Ambos os poemas encerram um enorme sentimento do social, ao se vislumbrar os acontecimentos que o rodeiam, o sujeito poético, como dissemos, aprende a sofrer, mas nem por isso aceita o sofrimento em silêncio, ao contrário, nos deparamos com uma constante aflição, com um desejo implícito de parar a guerra, de parar o mundo e cessar “esse amanhecer/ mais noite que a noite”, “este orgulho, esta cabeça baixa...”.A derrota do ser para o mundo o faz sentir-se “[...] disperso,/ anterior as fronteiras”, além de contribuir para que “E o hábito de sofrer, que tanto me diverte” seja apenas um divertimento irônico, uma vez que não só o poeta, a vida, as ruas são, em sua grande parte, constituídos de ferro, de impossibilidades, de atamentos e de reflexões que não resolvem os problemas do mundo.

Não somente Itabira como fotografia na parede dói, dói também o corpo, a alma, dói tudo que o rodeia, uma vez que por mais que possa entender e lutar por algo, o eu líriconão o alcançará na sua individualidade e principalmente na sua impotência diante do mundo frio e mecânico que reduz as pessoas a objetos de manipulação.

No que diz respeito à estética dos poemas analisados, arriscamo-nos a afirmar que muitas conquistas da geração de 22 são utilizadas magistralmente pelo poeta, como o verso livre, que muitas vezes se aproxima de uma narração, ao mesmo tempo o poeta não se deixa guiar pelo espírito de destruição que caracteriza a “primeira” geração modernista. Vislumbramos o verso livre de Drummond próximo à narrativa nas seguintes estrofes:
Os camaradas não disseram
Que havia uma guerra
E era necessário
Trazer fogo e alimento.
Ou ainda:
“Tive ouro, tive gado, tive fazendas.
Hoje sou um funcionário público.”

Carlos Drummond de Andrade proferiu algumas vezes que sua preferência pela corrente Modernista se deu, principalmente, pela sua “falta de jeito para ‘versejar conservadoramente” e da incapacidade de estudar, [...], os compêndios da metrificação” (MORAES, 1978, p. 98).  Ele, muitas vezes, deixou clara também a sua insubordinação mental a qualquer corrente, o que propiciou o fato de, em sua lírica, haver rumos próprios traçados, ou melhor, maneiras particulares de se jogar com as palavras, dentre as quais se destacam uma “técnica de composição consistente na perturbação das formas líricas tradicionais” relacionado à quebra do ritmo interno das palavras relacionadas.

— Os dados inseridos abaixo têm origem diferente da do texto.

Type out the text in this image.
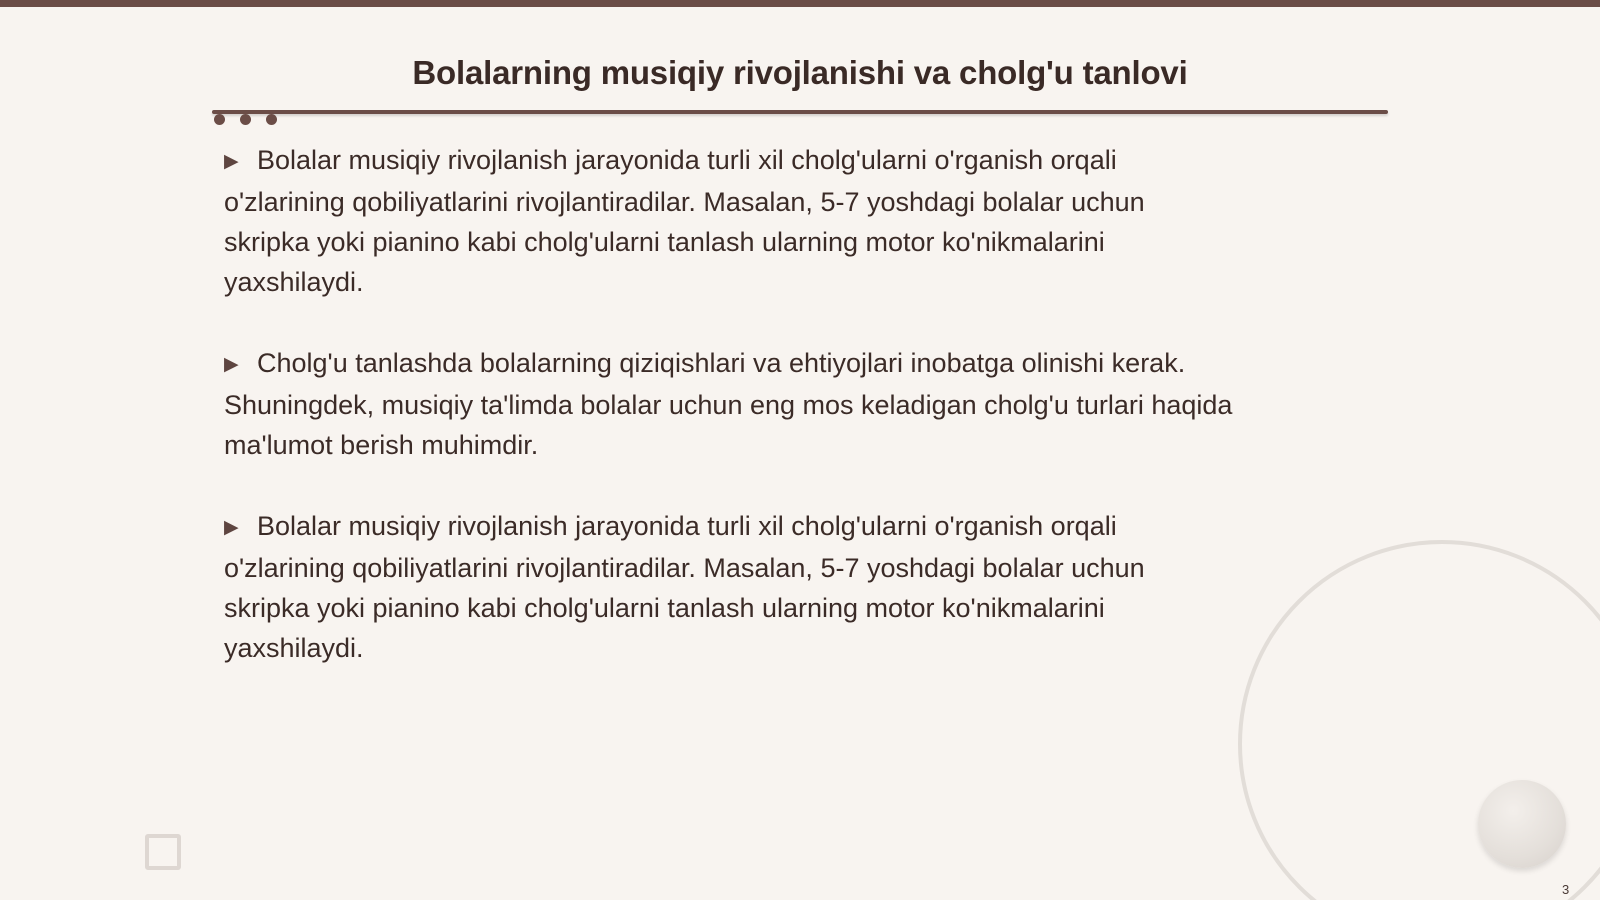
Bolalarning musiqiy rivojlanishi va cholg'u tanlovi
▶ Bolalar musiqiy rivojlanish jarayonida turli xil cholg'ularni o'rganish orqali
o'zlarining qobiliyatlarini rivojlantiradilar. Masalan, 5-7 yoshdagi bolalar uchun
skripka yoki pianino kabi cholg'ularni tanlash ularning motor ko'nikmalarini
yaxshilaydi.
▶ Cholg'u tanlashda bolalarning qiziqishlari va ehtiyojlari inobatga olinishi kerak.
Shuningdek, musiqiy ta'limda bolalar uchun eng mos keladigan cholg'u turlari haqida
ma'lumot berish muhimdir.
▶ Bolalar musiqiy rivojlanish jarayonida turli xil cholg'ularni o'rganish orqali
o'zlarining qobiliyatlarini rivojlantiradilar. Masalan, 5-7 yoshdagi bolalar uchun
skripka yoki pianino kabi cholg'ularni tanlash ularning motor ko'nikmalarini
yaxshilaydi.
3
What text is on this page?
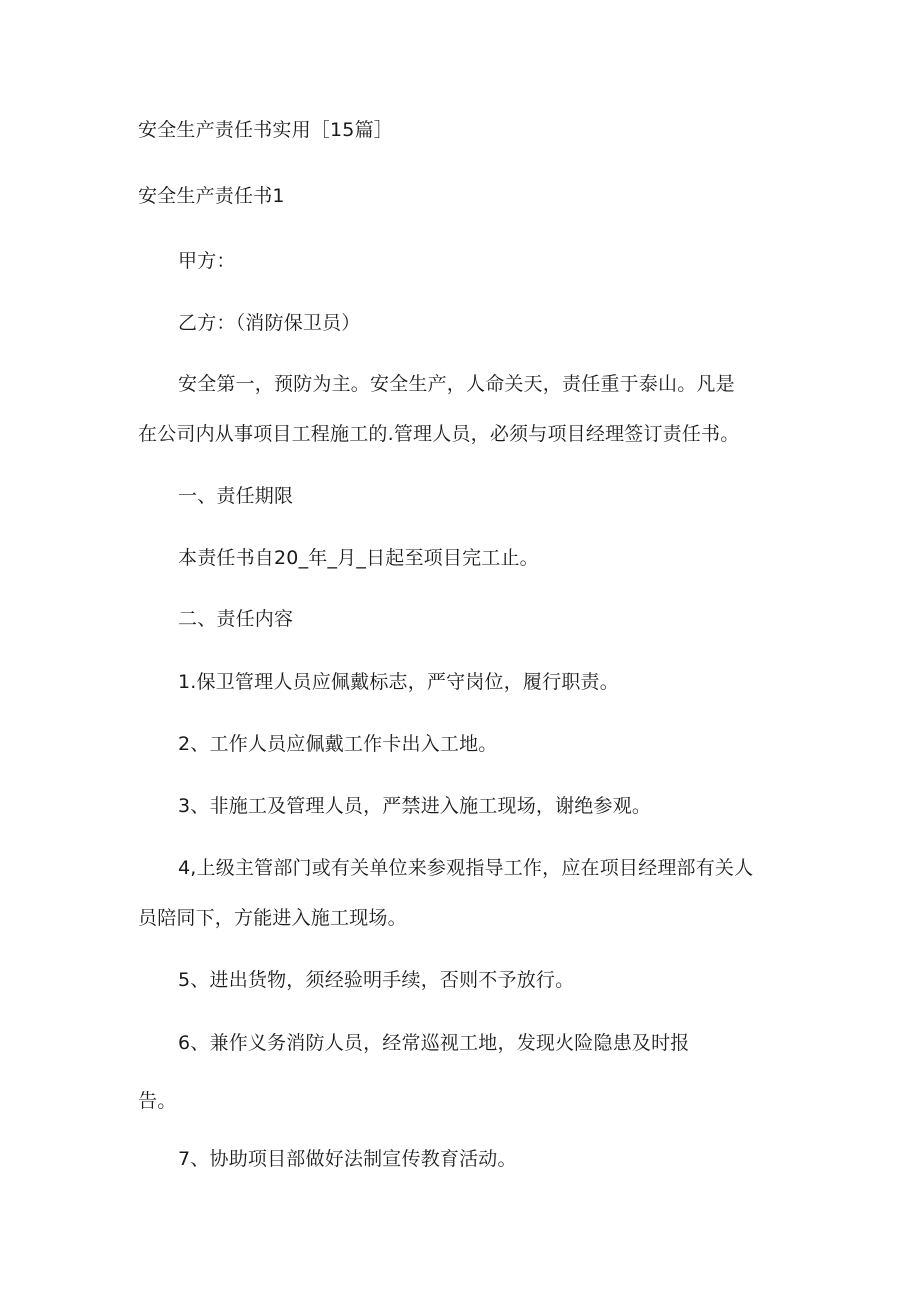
安全生产责任书实用［15篇］

安全生产责任书1

甲方：

乙方：（消防保卫员）

安全第一，预防为主。安全生产，人命关天，责任重于泰山。凡是

在公司内从事项目工程施工的.管理人员，必须与项目经理签订责任书。

一、责任期限

本责任书自20_年_月_日起至项目完工止。

二、责任内容

1.保卫管理人员应佩戴标志，严守岗位，履行职责。

2、工作人员应佩戴工作卡出入工地。

3、非施工及管理人员，严禁进入施工现场，谢绝参观。

4,上级主管部门或有关单位来参观指导工作，应在项目经理部有关人

员陪同下，方能进入施工现场。

5、进出货物，须经验明手续，否则不予放行。

6、兼作义务消防人员，经常巡视工地，发现火险隐患及时报

告。

7、协助项目部做好法制宣传教育活动。
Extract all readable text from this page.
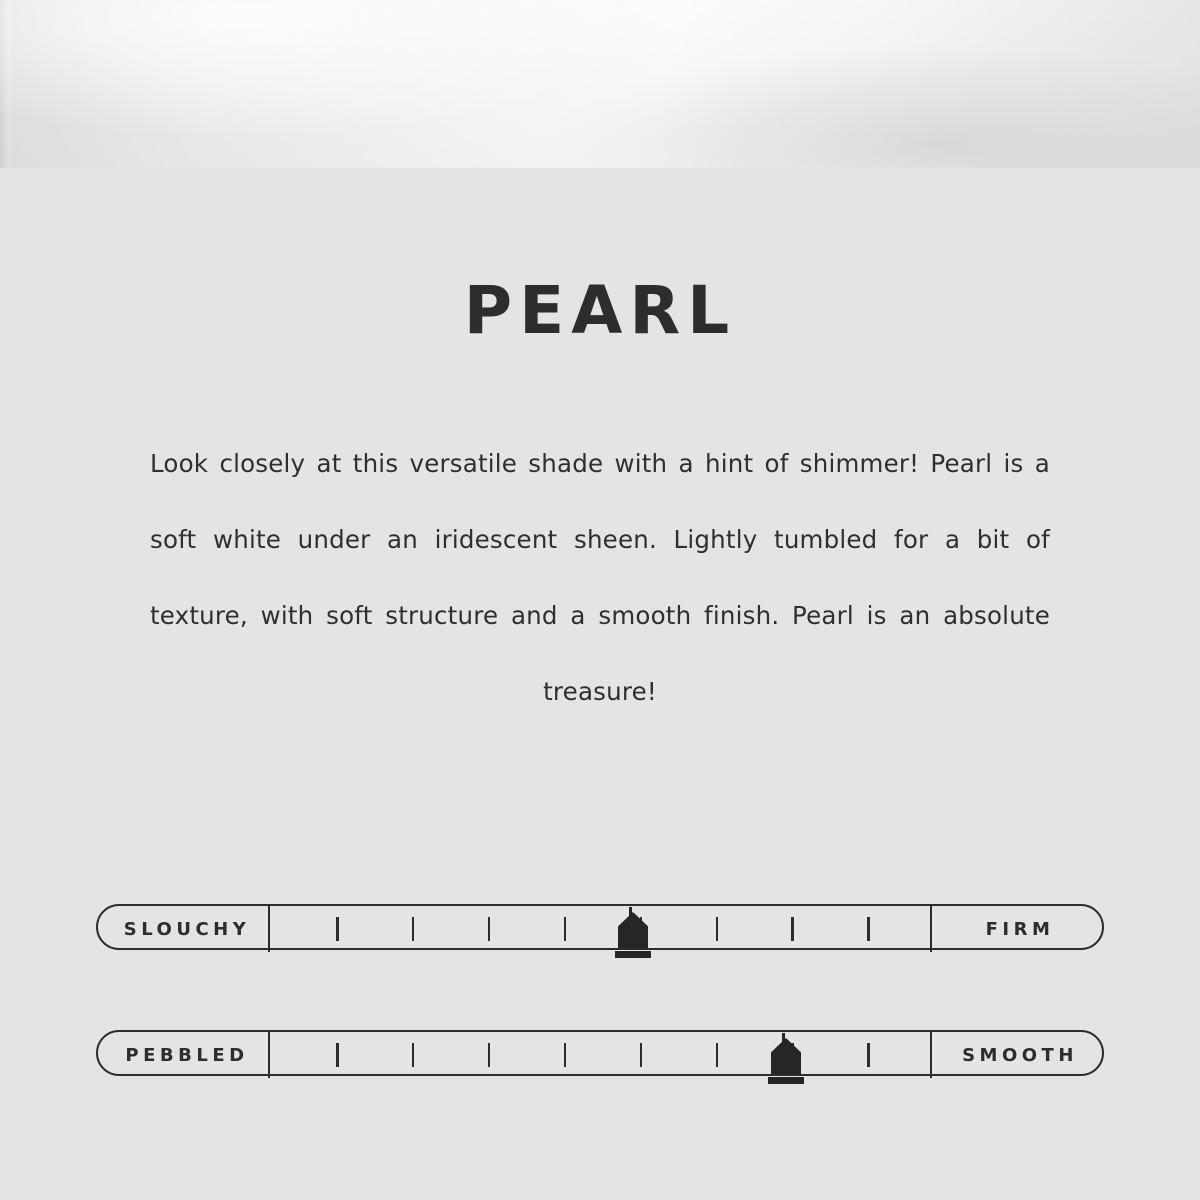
PEARL
Look closely at this versatile shade with a hint of shimmer! Pearl is a soft white under an iridescent sheen. Lightly tumbled for a bit of texture, with soft structure and a smooth finish. Pearl is an absolute treasure!
SLOUCHY	FIRM
PEBBLED	SMOOTH
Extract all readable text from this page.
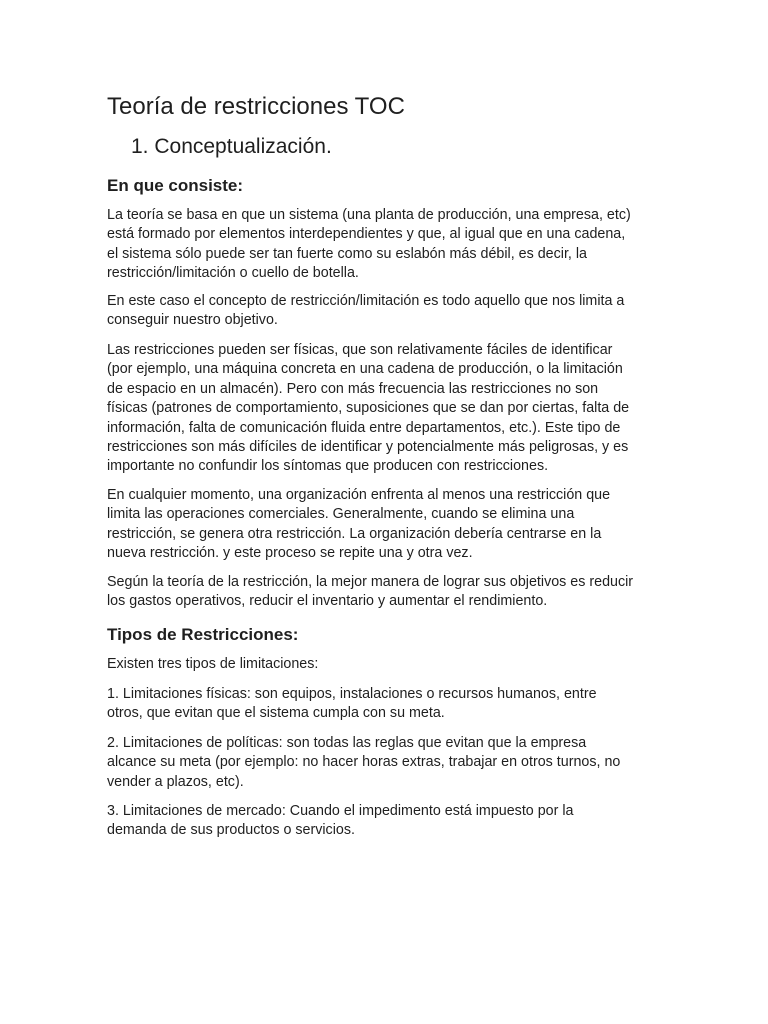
Teoría de restricciones TOC
1. Conceptualización.
En que consiste:

La teoría se basa en que un sistema (una planta de producción, una empresa, etc)
está formado por elementos interdependientes y que, al igual que en una cadena,
el sistema sólo puede ser tan fuerte como su eslabón más débil, es decir, la
restricción/limitación o cuello de botella.

En este caso el concepto de restricción/limitación es todo aquello que nos limita a
conseguir nuestro objetivo.

Las restricciones pueden ser físicas, que son relativamente fáciles de identificar
(por ejemplo, una máquina concreta en una cadena de producción, o la limitación
de espacio en un almacén). Pero con más frecuencia las restricciones no son
físicas (patrones de comportamiento, suposiciones que se dan por ciertas, falta de
información, falta de comunicación fluida entre departamentos, etc.). Este tipo de
restricciones son más difíciles de identificar y potencialmente más peligrosas, y es
importante no confundir los síntomas que producen con restricciones.

En cualquier momento, una organización enfrenta al menos una restricción que
limita las operaciones comerciales. Generalmente, cuando se elimina una
restricción, se genera otra restricción. La organización debería centrarse en la
nueva restricción. y este proceso se repite una y otra vez.

Según la teoría de la restricción, la mejor manera de lograr sus objetivos es reducir
los gastos operativos, reducir el inventario y aumentar el rendimiento.

Tipos de Restricciones:

Existen tres tipos de limitaciones:

1. Limitaciones físicas: son equipos, instalaciones o recursos humanos, entre
otros, que evitan que el sistema cumpla con su meta.

2. Limitaciones de políticas: son todas las reglas que evitan que la empresa
alcance su meta (por ejemplo: no hacer horas extras, trabajar en otros turnos, no
vender a plazos, etc).

3. Limitaciones de mercado: Cuando el impedimento está impuesto por la
demanda de sus productos o servicios.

Isso não significa que os poemas drummondianos não possuem ritmo, este elemento é muito empregado pelo poeta e de maneira original, como no emprego de repetições, como na repetição da palavra morto no poema “Sentimento do mundo”, “Quando me levantar, o céu/ estará morto e saqueado,/ eu mesmo estarei morto,/ morto meu desejo, morto/ o pântano sem acordes”, ou ainda na repetição do vocábulo Itabira no poema “Confidência do Itabirano”, “Alguns anos vivi em Itabira./ Principalmente nasci em Itabira”.  Através da repetição o poeta alcança o ritmo desejado, de maneira que a composição lírica não se torne monótona.

Emanuel de Moraes (1978) ainda aponta o uso de rejet nos poemas de Carlos Drummond e exemplifica com a passagem já citada do poema “Sentimento do Mundo”, “eu mesmo estarei morto,/ morto meu desejo, morto/ o pântano sem acordes”. Para o crítico em questão, o rejet é responsável pela pausa que acontece entre segundo e terceiro versos, o que é responsável pela beleza lírica desta estrofe.

A linguagem utilizada pelo poeta é extremamente enxuta, sem excessos, sem preocupação com a forma, também existe o emprego de elementos comuns de que se revestem os meios expressionais. Tal linguagem permitiu que os poemas drummondianos possuam “fragmentos em que a música, o poderio pictorial, a força de sugestão, o inédito das imagens, a criação rítmica, a encarnação poética em quantidade reduzidíssima de verbos não podem deixar de ser notadas” (RENAULT, 1978, p. 76).

Referências bibliográficas:
ADORNO, Theodor. Palestra sobre lírica e sociedade. In: Notas de Literatura I. 34ª ed.  São Paulo: Duas Cidades, 2003, p. 65 - 90.
DRUMMOND, Carlos.Sentimento de Mundo. Rio de Janeiro: Record, 1995.
MORAES, Emanuel de. As várias faces de uma poesia. In: BRAYNER, Sônia. Carlos Drummond de Andrade. Rio de Janeiro: Civilização brasileira, 1978, p. 98 - 122.
RENAULT, Abgar. Notas sobre um dos aspectos da Evolução da Poesia de Carlos Drummond de Andrade. In: BRAYNER, Sônia. Carlos Drummond de Andrade. Rio de Janeiro: Civilização brasileira, 1978, p. 73 - 82.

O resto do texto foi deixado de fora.